As for the special edition DVD, I find the documentary extremely entertaining, as well as enlightening. The production is good, though the effects throughout annoy beyond belief! For those of you that found that Porcupine Tree's Arriving Somewhere... DVD had annoying or distracting effects, than be cautious when you watch this one! But besides that, there are loads of laughs (really, there are), and some really interesting footage as well. Interviews reveal much about the subject matter and the conceptual work behind the music, along with footage of the band rockin' in out (not to mention some Portnoy screw-ups - always a laugh). One of the coolest aspects of the album is seeing the band (particularly Portnoy) come up with ideas on the fly (i.e. while they're recording a number), and record them instantly afterward. I'm thinking of the Queen-style vocal part in Prophets of War, when Portnoy says "Wait a minute...I got an idea, I heard something in there, lemme record it before I forget," and that recording (or a very similar one) is the one that made it on the final track. Unfortunately the street-light idea was kinda silly - nay, doinky - and I much prefer the original alum's cover.
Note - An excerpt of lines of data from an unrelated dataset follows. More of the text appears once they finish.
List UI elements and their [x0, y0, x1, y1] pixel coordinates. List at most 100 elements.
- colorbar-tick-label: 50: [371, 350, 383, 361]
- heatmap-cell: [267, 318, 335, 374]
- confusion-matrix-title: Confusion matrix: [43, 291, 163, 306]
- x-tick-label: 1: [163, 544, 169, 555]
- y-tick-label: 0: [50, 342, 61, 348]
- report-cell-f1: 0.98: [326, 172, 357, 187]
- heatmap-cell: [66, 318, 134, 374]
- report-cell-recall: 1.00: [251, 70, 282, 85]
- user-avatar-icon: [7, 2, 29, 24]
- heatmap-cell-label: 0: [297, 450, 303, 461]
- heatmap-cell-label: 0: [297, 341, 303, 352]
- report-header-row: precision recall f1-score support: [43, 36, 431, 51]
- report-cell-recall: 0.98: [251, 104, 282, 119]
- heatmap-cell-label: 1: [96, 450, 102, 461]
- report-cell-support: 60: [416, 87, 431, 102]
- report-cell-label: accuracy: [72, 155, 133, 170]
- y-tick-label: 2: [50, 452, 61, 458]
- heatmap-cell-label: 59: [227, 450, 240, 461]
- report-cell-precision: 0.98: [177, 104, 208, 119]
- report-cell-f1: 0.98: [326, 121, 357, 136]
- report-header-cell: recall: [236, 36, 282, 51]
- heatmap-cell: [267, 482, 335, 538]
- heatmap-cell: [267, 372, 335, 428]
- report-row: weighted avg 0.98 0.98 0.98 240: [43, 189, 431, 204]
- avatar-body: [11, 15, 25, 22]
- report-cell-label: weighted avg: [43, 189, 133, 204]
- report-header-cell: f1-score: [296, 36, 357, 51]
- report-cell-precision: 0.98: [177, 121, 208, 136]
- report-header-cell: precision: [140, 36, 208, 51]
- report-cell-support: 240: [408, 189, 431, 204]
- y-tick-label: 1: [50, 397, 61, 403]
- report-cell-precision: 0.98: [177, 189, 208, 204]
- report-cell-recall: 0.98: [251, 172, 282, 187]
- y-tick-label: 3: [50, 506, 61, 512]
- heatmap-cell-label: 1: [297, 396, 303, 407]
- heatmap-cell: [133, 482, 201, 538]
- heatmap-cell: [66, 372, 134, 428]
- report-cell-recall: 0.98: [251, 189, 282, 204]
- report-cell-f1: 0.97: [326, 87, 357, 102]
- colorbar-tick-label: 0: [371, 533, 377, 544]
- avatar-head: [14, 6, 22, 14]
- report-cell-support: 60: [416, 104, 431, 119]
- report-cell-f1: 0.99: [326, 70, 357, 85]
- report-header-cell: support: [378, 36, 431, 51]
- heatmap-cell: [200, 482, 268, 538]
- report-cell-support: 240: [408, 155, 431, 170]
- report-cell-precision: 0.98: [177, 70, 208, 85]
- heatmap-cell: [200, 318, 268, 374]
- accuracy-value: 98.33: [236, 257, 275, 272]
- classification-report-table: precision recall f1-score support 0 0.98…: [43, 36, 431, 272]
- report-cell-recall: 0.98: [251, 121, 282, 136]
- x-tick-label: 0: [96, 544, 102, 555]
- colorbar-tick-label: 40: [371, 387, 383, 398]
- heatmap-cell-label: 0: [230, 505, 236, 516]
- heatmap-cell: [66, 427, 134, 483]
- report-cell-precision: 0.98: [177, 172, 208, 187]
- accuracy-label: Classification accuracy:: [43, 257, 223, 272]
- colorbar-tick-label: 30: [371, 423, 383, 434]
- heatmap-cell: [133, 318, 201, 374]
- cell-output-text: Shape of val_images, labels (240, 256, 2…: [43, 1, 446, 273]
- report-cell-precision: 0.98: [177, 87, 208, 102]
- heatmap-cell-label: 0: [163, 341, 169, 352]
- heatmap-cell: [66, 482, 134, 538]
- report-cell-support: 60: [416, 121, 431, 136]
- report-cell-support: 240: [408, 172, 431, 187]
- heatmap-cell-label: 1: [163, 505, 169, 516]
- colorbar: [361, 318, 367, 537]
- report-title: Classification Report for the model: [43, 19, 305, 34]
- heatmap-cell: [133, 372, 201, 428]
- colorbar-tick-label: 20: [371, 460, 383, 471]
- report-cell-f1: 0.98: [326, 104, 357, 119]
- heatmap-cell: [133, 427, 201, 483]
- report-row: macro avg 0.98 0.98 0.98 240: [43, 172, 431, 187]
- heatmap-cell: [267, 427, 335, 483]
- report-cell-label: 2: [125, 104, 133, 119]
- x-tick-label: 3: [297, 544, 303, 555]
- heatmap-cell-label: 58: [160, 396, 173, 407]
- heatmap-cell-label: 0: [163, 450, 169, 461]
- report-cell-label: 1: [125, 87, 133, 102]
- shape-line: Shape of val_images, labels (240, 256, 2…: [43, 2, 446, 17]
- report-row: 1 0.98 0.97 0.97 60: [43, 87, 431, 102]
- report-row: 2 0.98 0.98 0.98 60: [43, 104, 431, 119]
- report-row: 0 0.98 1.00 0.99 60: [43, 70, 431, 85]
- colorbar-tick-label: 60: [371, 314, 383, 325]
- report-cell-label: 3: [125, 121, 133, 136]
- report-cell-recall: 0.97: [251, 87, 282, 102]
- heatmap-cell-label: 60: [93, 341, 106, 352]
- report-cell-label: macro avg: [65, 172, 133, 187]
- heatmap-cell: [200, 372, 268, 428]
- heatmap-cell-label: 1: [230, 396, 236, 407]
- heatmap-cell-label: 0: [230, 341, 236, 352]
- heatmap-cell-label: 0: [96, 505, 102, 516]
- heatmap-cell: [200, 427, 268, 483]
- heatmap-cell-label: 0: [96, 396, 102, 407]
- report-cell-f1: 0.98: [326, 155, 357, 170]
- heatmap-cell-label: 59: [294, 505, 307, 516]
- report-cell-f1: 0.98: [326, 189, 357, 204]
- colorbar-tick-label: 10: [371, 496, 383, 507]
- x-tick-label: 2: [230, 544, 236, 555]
Though, since the special edition is little more than a few dollars more expensive, (and where I bought it, it was actually less expensive) it is well worth it.

So in the end, in comes down to whether or not you enjoy what Dream Theater have been doing lately. If you have never liked Dream Theater, then you will not like this. If you just don't like Octavarium, than you may or may not enjoy this. If you've been subject to he onslaught of goosebumps at the climax of Octavarium, and head banged away to Train of Thought, then this will get a clear five star in your books. For me, like I said, it's simply bland: nothing more, and probably a bit less.